Let $\beta\mathbb{N}$ be the set of nonzero multiplicative linear functionals on $\ell_{\infty} (=\ell_{\infty}(\mathbb{N},\mathbb{C}))$ with the weak$^{*}$ topology. For any $n\in\mathbb{N}$, $\rho_{n}(f)=f(n)$ defines an element $\rho_{n}$ in $\beta\mathbb{N}$, and we denote this subset of $\beta\mathbb{N}$ by $\mathbb{N}$. It is not hard to see that $\beta\mathbb{N}$ is a compact Hausdorff space and that the map $f\mapsto \hat{f}$ defines an isometric isomorphism of $\ell_{\infty}$ onto the subspace $\widehat{\ell_{\infty}}$ of $C(\beta\mathbb{N})$ (where $\hat{f}(\rho)=\rho(f)$ for each $\rho\in\beta\mathbb{N}$). What I need to show is that $\widehat{\ell_{\infty}}$ is norm closed inside $C(\beta\mathbb{N})$ $\textit{without}$ using the fact that $\mathbb{N}$ is dense in $\beta\mathbb{N}$.
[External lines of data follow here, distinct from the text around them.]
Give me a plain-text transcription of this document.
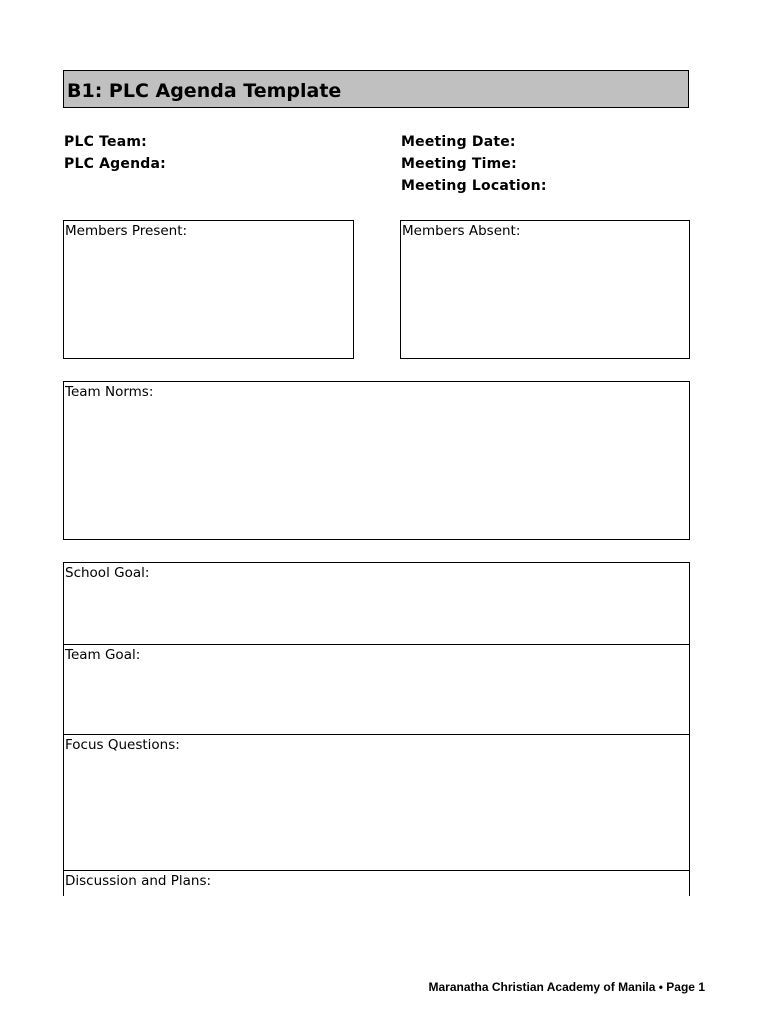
B1: PLC Agenda Template
PLC Team:
PLC Agenda:
Meeting Date:
Meeting Time:
Meeting Location:
Members Present:	Members Absent:
Team Norms:
School Goal:
Team Goal:
Focus Questions:
Discussion and Plans:
Maranatha Christian Academy of Manila • Page 1
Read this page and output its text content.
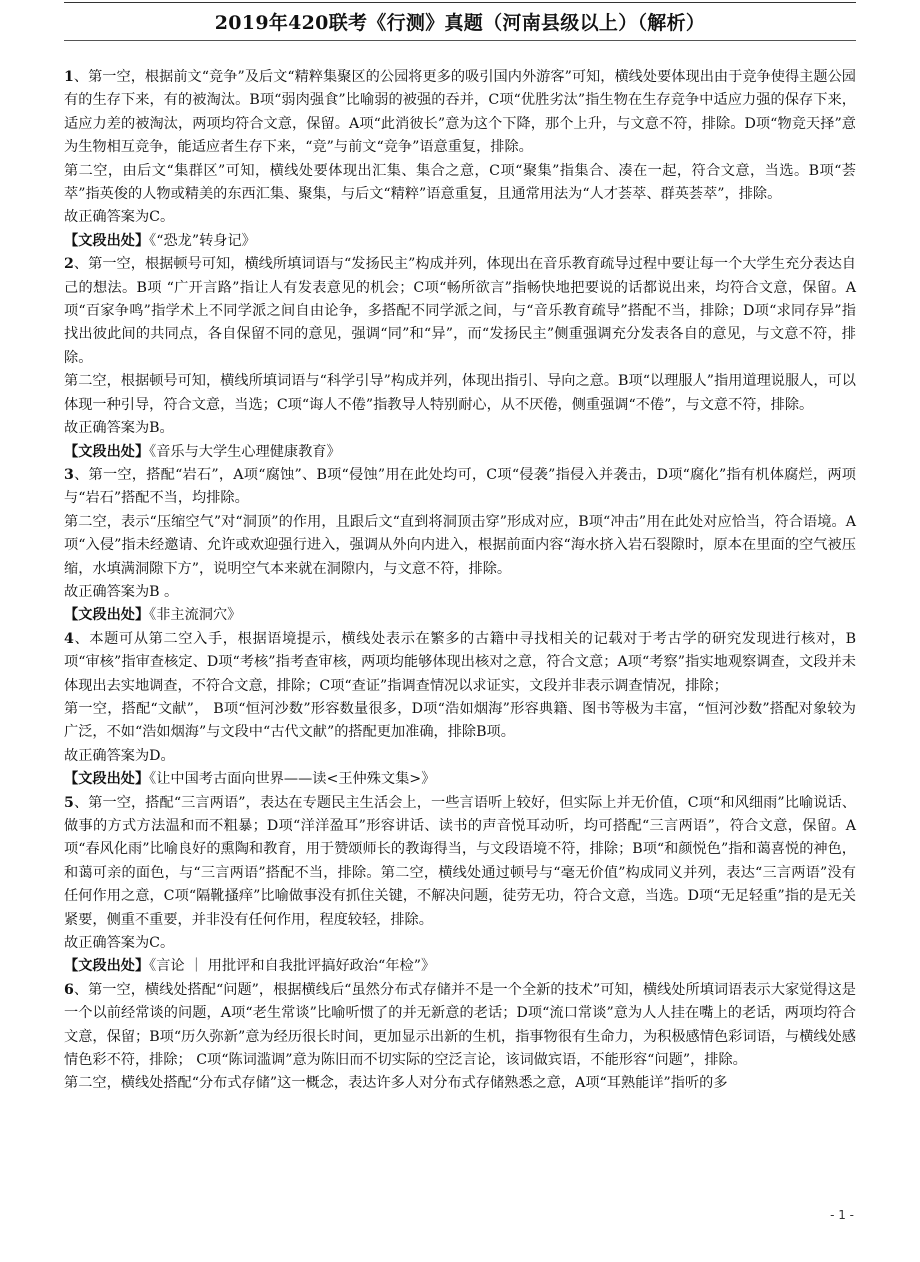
2019年420联考《行测》真题（河南县级以上）（解析）

1、第一空，根据前文“竞争”及后文“精粹集聚区的公园将更多的吸引国内外游客”可知，横线处要体现出由于竞争使得主题公园有的生存下来，有的被淘汰。B项“弱肉强食”比喻弱的被强的吞并，C项“优胜劣汰”指生物在生存竞争中适应力强的保存下来，适应力差的被淘汰，两项均符合文意，保留。A项“此消彼长”意为这个下降，那个上升，与文意不符，排除。D项“物竞天择”意为生物相互竞争，能适应者生存下来，“竞”与前文“竞争”语意重复，排除。

第二空，由后文“集群区”可知，横线处要体现出汇集、集合之意，C项“聚集”指集合、凑在一起，符合文意，当选。B项“荟萃”指英俊的人物或精美的东西汇集、聚集，与后文“精粹”语意重复，且通常用法为“人才荟萃、群英荟萃”，排除。

故正确答案为C。

【文段出处】《“恐龙”转身记》

2、第一空，根据顿号可知，横线所填词语与“发扬民主”构成并列，体现出在音乐教育疏导过程中要让每一个大学生充分表达自己的想法。B项 “广开言路”指让人有发表意见的机会；C项“畅所欲言”指畅快地把要说的话都说出来，均符合文意，保留。A项“百家争鸣”指学术上不同学派之间自由论争，多搭配不同学派之间，与“音乐教育疏导”搭配不当，排除；D项“求同存异”指找出彼此间的共同点，各自保留不同的意见，强调“同”和“异”，而“发扬民主”侧重强调充分发表各自的意见，与文意不符，排除。

第二空，根据顿号可知，横线所填词语与“科学引导”构成并列，体现出指引、导向之意。B项“以理服人”指用道理说服人，可以体现一种引导，符合文意，当选；C项“诲人不倦”指教导人特别耐心，从不厌倦，侧重强调“不倦”，与文意不符，排除。

故正确答案为B。

【文段出处】《音乐与大学生心理健康教育》

3、第一空，搭配“岩石”，A项“腐蚀”、B项“侵蚀”用在此处均可，C项“侵袭”指侵入并袭击，D项“腐化”指有机体腐烂，两项与“岩石”搭配不当，均排除。

第二空，表示“压缩空气”对“洞顶”的作用，且跟后文“直到将洞顶击穿”形成对应，B项“冲击”用在此处对应恰当，符合语境。A项“入侵”指未经邀请、允许或欢迎强行进入，强调从外向内进入，根据前面内容“海水挤入岩石裂隙时，原本在里面的空气被压缩，水填满洞隙下方”，说明空气本来就在洞隙内，与文意不符，排除。

故正确答案为B 。

【文段出处】《非主流洞穴》

4、本题可从第二空入手，根据语境提示，横线处表示在繁多的古籍中寻找相关的记载对于考古学的研究发现进行核对，B项“审核”指审查核定、D项“考核”指考查审核，两项均能够体现出核对之意，符合文意；A项“考察”指实地观察调查，文段并未体现出去实地调查，不符合文意，排除；C项“查证”指调查情况以求证实，文段并非表示调查情况，排除；

第一空，搭配“文献”， B项“恒河沙数”形容数量很多，D项“浩如烟海”形容典籍、图书等极为丰富，“恒河沙数”搭配对象较为广泛，不如“浩如烟海”与文段中“古代文献”的搭配更加准确，排除B项。

故正确答案为D。

【文段出处】《让中国考古面向世界——读<王仲殊文集>》

5、第一空，搭配“三言两语”，表达在专题民主生活会上，一些言语听上较好，但实际上并无价值，C项“和风细雨”比喻说话、做事的方式方法温和而不粗暴；D项“洋洋盈耳”形容讲话、读书的声音悦耳动听，均可搭配“三言两语”，符合文意，保留。A项“春风化雨”比喻良好的熏陶和教育，用于赞颂师长的教诲得当，与文段语境不符，排除；B项“和颜悦色”指和蔼喜悦的神色，和蔼可亲的面色，与“三言两语”搭配不当，排除。第二空，横线处通过顿号与“毫无价值”构成同义并列，表达“三言两语”没有任何作用之意，C项“隔靴搔痒”比喻做事没有抓住关键，不解决问题，徒劳无功，符合文意，当选。D项“无足轻重”指的是无关紧要，侧重不重要，并非没有任何作用，程度较轻，排除。

故正确答案为C。

【文段出处】《言论 ｜ 用批评和自我批评搞好政治“年检”》

6、第一空，横线处搭配“问题”，根据横线后“虽然分布式存储并不是一个全新的技术”可知，横线处所填词语表示大家觉得这是一个以前经常谈的问题，A项“老生常谈”比喻听惯了的并无新意的老话；D项“流口常谈”意为人人挂在嘴上的老话，两项均符合文意，保留；B项“历久弥新”意为经历很长时间，更加显示出新的生机，指事物很有生命力，为积极感情色彩词语，与横线处感情色彩不符，排除； C项“陈词滥调”意为陈旧而不切实际的空泛言论，该词做宾语，不能形容“问题”，排除。

第二空，横线处搭配“分布式存储”这一概念，表达许多人对分布式存储熟悉之意，A项“耳熟能详”指听的多

- 1 -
Assume $||\hat{f_{n}}-g||\rightarrow0$ for some sequence $\{f_{n}\}\subset \ell^\infty$ and $g\in C(\beta\mathbb{N})$. Then $|\hat{f_{n}}(\rho)-g(\rho)|\rightarrow0$ for each $\rho\in\beta\mathbb{N}$, and hence $\{\hat{f_{n}}(\rho)\}$ is cauchy. Taking $\rho$ to be $\rho_{k}$ for each $k\geq1$, we have $\{f_{n}(k)\}$ converges as $n\rightarrow\infty$ for each $k$. Defining $h(k)=\lim f_{n}(k)$ gives an element $h\in\ell^{\infty}$ (since $\{||f_{n}||\}=\{||\hat{f_{n}}||\}$ is uniformly bounded). So we get that $g(\rho_{k})=\hat{h}(\rho_{k})$ for each $k$. This is where I am stuck.
In general, if $E, F$ are Banach spaces and $T\colon E\to F$ is isometric, then $T(E)$ is closed:
If $(y_n)$ is a Cauchy sequence in $T(E)$, then $(T^{-1}y_n)$ is Cauchy as well since $T$ is isometric. Hence there exists $x\in E$ such that $T^{-1}y_n\to x$. Using again that $T$ is isometric, we obtain $y_n\to Tx$.